Wenn draußen die Blätter in leuchtenden Farben tanzen und der Duft von gebratenen Nüssen, Butter und Kürbis die Küche erfüllt, weiß man: Der Herbst ist da. Und mit ihm die Lust auf warme, aromatische Gerichte. Dieses Rezept für gebackene Kürbis-Ravioli mit Salbei-Butter aus dem Airfryer bringt alles zusammen, was wir an dieser Jahreszeit lieben: goldene Farben, cremige Füllungen und knusprige Texturen.

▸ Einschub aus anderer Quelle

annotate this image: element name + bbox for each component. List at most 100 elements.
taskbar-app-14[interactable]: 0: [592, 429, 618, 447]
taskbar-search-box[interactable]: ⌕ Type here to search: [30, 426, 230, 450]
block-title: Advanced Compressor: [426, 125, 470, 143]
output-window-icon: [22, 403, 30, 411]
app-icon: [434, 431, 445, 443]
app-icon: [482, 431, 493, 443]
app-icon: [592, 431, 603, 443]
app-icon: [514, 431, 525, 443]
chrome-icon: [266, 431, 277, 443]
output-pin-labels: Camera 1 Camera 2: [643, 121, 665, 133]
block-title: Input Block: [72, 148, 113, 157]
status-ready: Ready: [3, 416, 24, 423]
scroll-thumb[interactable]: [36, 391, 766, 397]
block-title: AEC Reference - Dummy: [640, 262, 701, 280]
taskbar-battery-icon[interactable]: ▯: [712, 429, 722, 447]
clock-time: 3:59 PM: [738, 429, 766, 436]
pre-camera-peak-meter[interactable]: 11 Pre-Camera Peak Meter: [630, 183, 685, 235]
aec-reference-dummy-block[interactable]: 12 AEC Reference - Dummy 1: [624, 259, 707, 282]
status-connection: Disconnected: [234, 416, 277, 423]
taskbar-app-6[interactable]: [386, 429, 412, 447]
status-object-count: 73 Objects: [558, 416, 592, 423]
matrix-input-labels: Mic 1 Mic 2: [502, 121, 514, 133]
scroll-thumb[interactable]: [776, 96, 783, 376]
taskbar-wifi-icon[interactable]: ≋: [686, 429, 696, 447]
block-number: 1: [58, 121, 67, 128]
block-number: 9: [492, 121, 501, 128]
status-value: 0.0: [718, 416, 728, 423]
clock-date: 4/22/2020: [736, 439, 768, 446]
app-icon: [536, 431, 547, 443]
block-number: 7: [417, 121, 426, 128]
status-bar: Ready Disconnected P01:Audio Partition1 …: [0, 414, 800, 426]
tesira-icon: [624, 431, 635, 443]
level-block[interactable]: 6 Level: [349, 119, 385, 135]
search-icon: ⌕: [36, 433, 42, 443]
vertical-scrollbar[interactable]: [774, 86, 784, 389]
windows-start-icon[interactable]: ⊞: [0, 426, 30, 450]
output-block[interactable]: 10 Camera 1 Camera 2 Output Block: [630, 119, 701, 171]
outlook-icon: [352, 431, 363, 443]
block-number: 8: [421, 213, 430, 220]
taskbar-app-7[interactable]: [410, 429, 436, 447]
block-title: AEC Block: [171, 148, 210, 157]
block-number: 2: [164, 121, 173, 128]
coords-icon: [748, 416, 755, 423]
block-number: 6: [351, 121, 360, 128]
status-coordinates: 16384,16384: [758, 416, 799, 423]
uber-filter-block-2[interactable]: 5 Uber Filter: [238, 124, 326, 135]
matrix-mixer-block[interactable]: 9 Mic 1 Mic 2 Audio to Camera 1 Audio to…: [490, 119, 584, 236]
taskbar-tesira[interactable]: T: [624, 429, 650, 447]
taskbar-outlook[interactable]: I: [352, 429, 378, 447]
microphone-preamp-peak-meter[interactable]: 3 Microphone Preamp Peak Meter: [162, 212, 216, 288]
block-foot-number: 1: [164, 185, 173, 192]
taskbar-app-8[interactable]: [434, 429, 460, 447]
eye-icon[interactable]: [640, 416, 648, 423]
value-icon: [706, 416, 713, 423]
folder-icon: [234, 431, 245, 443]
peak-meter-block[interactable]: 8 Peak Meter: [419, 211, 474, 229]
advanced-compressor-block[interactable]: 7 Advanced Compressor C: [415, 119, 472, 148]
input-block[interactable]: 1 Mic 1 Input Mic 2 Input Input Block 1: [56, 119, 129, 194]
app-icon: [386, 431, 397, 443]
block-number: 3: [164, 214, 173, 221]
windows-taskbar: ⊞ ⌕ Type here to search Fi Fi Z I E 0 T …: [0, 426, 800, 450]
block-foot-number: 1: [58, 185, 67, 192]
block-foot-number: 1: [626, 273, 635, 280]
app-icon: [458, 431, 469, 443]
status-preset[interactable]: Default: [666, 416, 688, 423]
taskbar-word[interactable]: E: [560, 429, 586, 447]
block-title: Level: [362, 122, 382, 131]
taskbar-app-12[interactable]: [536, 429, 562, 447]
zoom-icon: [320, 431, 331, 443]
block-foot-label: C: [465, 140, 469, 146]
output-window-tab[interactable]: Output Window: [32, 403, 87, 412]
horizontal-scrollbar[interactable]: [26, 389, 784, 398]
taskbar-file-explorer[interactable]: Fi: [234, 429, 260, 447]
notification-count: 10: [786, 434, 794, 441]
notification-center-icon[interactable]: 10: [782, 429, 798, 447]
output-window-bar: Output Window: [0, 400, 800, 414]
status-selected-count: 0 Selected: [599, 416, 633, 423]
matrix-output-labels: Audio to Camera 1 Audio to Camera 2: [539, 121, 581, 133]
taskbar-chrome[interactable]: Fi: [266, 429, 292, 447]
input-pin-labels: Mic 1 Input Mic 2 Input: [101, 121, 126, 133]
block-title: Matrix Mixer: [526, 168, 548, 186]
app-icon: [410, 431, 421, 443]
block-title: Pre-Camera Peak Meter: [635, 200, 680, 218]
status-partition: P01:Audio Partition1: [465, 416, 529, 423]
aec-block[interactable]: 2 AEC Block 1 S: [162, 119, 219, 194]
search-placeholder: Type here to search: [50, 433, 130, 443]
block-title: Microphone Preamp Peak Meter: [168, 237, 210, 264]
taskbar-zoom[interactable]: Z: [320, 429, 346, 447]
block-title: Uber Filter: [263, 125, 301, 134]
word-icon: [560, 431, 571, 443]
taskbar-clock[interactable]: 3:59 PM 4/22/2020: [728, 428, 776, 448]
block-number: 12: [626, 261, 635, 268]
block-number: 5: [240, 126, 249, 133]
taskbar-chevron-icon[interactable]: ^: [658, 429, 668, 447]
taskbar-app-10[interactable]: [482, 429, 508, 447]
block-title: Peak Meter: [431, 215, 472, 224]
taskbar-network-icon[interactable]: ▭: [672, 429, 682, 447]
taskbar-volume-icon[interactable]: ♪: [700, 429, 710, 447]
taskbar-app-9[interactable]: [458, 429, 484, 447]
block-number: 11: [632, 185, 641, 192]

Das Beste daran? Du brauchst keinen großen Aufwand oder Kochprofi-Skills – dein Airfryer erledigt den Großteil der Arbeit! Perfekt, um Familie oder Freunde zu beeindrucken, ohne stundenlang in der Küche zu stehen. Ob als schnelles Feierabendgericht, gemütlicher Sonntagsgenuss oder als besondere Beilage zu einem herbstlichen Menü. Diese Ravioli sorgen für Wohlfühlmomente, die nach mehr verlangen.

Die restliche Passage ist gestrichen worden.